The book launch was accompanied by an exhibition with the same title, which opened Friday at the New York Historical Society. According to the New York Times, the exhibit includes over 100 letters, photographs and artifacts that trace Lincoln’s life and highlight his interactions with the Jewish community from the Shapell Manuscript Collection, many of which were “never previously exhibited,” according to the Times.

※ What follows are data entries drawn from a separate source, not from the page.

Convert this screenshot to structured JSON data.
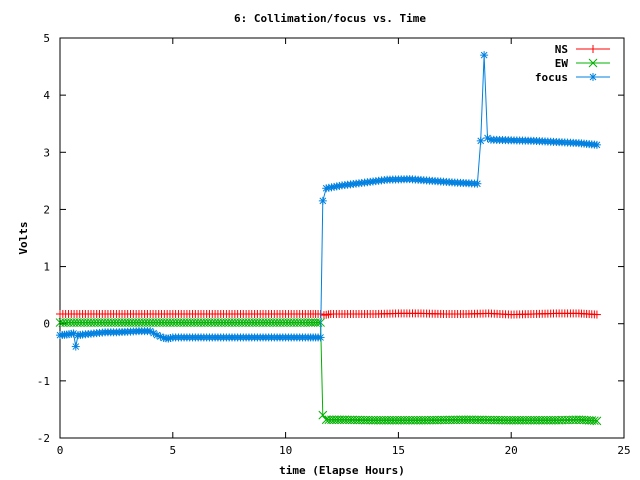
{
  "chart_data": {
    "type": "line",
    "title": "6: Collimation/focus vs. Time",
    "xlabel": "time (Elapse Hours)",
    "ylabel": "Volts",
    "xlim": [
      0,
      25
    ],
    "ylim": [
      -2,
      5
    ],
    "xticks": [
      0,
      5,
      10,
      15,
      20,
      25
    ],
    "yticks": [
      -2,
      -1,
      0,
      1,
      2,
      3,
      4,
      5
    ],
    "grid": false,
    "legend_position": "top-right",
    "series": [
      {
        "name": "NS",
        "color": "#ff0000",
        "marker": "plus",
        "x": [
          0,
          1,
          2,
          3,
          4,
          5,
          6,
          7,
          8,
          9,
          10,
          11,
          11.55,
          11.7,
          12,
          13,
          14,
          15,
          16,
          17,
          18,
          19,
          20,
          21,
          22,
          23,
          23.8
        ],
        "y": [
          0.17,
          0.17,
          0.17,
          0.17,
          0.17,
          0.17,
          0.17,
          0.17,
          0.17,
          0.17,
          0.17,
          0.17,
          0.17,
          0.15,
          0.17,
          0.17,
          0.17,
          0.18,
          0.18,
          0.17,
          0.17,
          0.18,
          0.16,
          0.17,
          0.18,
          0.18,
          0.16
        ]
      },
      {
        "name": "EW",
        "color": "#00b000",
        "marker": "cross",
        "x": [
          0,
          1,
          2,
          3,
          4,
          5,
          6,
          7,
          8,
          9,
          10,
          11,
          11.55,
          11.65,
          11.8,
          12.5,
          14,
          16,
          18,
          20,
          22,
          23,
          23.8
        ],
        "y": [
          0.02,
          0.02,
          0.02,
          0.02,
          0.02,
          0.02,
          0.02,
          0.02,
          0.02,
          0.02,
          0.02,
          0.02,
          0.02,
          -1.6,
          -1.68,
          -1.68,
          -1.69,
          -1.69,
          -1.68,
          -1.69,
          -1.69,
          -1.68,
          -1.7
        ]
      },
      {
        "name": "focus",
        "color": "#0080e0",
        "marker": "star",
        "x": [
          0,
          0.3,
          0.6,
          0.7,
          0.8,
          1,
          1.5,
          2,
          2.5,
          3,
          3.5,
          4,
          4.3,
          4.6,
          4.8,
          5,
          6,
          7,
          8,
          9,
          10,
          11,
          11.55,
          11.65,
          11.8,
          12.5,
          13.5,
          14.5,
          15.5,
          16.5,
          17.5,
          18.5,
          18.65,
          18.8,
          18.95,
          19.1,
          20,
          21,
          22,
          23,
          23.8
        ],
        "y": [
          -0.2,
          -0.19,
          -0.17,
          -0.4,
          -0.2,
          -0.19,
          -0.17,
          -0.15,
          -0.15,
          -0.14,
          -0.13,
          -0.13,
          -0.2,
          -0.25,
          -0.26,
          -0.24,
          -0.24,
          -0.24,
          -0.24,
          -0.24,
          -0.24,
          -0.24,
          -0.24,
          2.15,
          2.37,
          2.42,
          2.47,
          2.52,
          2.53,
          2.5,
          2.47,
          2.45,
          3.2,
          4.7,
          3.25,
          3.22,
          3.21,
          3.2,
          3.18,
          3.16,
          3.13
        ]
      }
    ]
  }
}
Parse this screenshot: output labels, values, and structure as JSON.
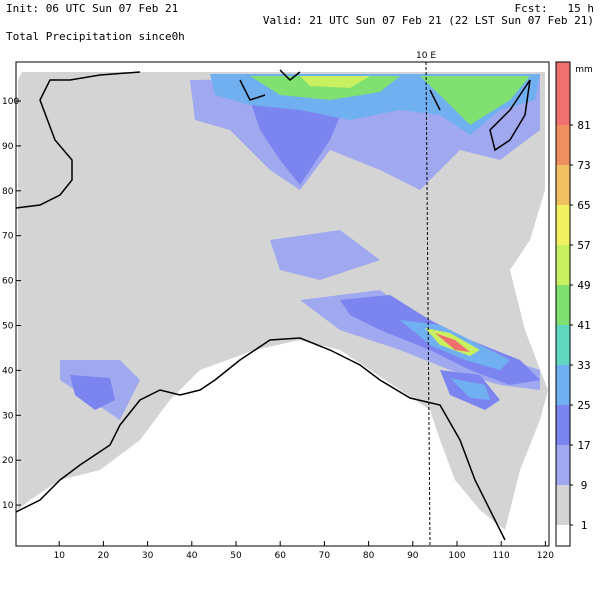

The exhibit is on display at the Society through June 7. University President Frederick Lawrence attended the launch, according to Provost Lisa Lynch at the faculty meeting on Thursday.

A review in the New York Times says the book “illustrates how President Abraham Lincoln … intended to secure equality and freedom for all Americans, including another growing minority group in Civil War-era America: The Jews.” In addition to this, the Times said that both the book and the accompanying exhibit “explore how Lincoln’s remarkable regard for and friendships with American Jews directly and indirectly impacted both his path to the presidency and his policy decisions once in the White House.”

“Lincoln played an important role in turning Jews from outsiders in America to insiders,” Sarna told the Times. “It’s a subject that has really been overlooked.”

Sarna, a historian of American Judaism, is the chair of the University’s Hornstein Jewish Professional Leadership Program. Sarna has written more than 30 books, including When General Grant Expelled the Jews and American Judaism: A History, which was a winner of the Jewish Book Council’s Jewish Book of the Year Award in 2004. He is also a Brandeis University alum, and graduated summa cum laude with highest honors in Judaic Studies and History in 1975.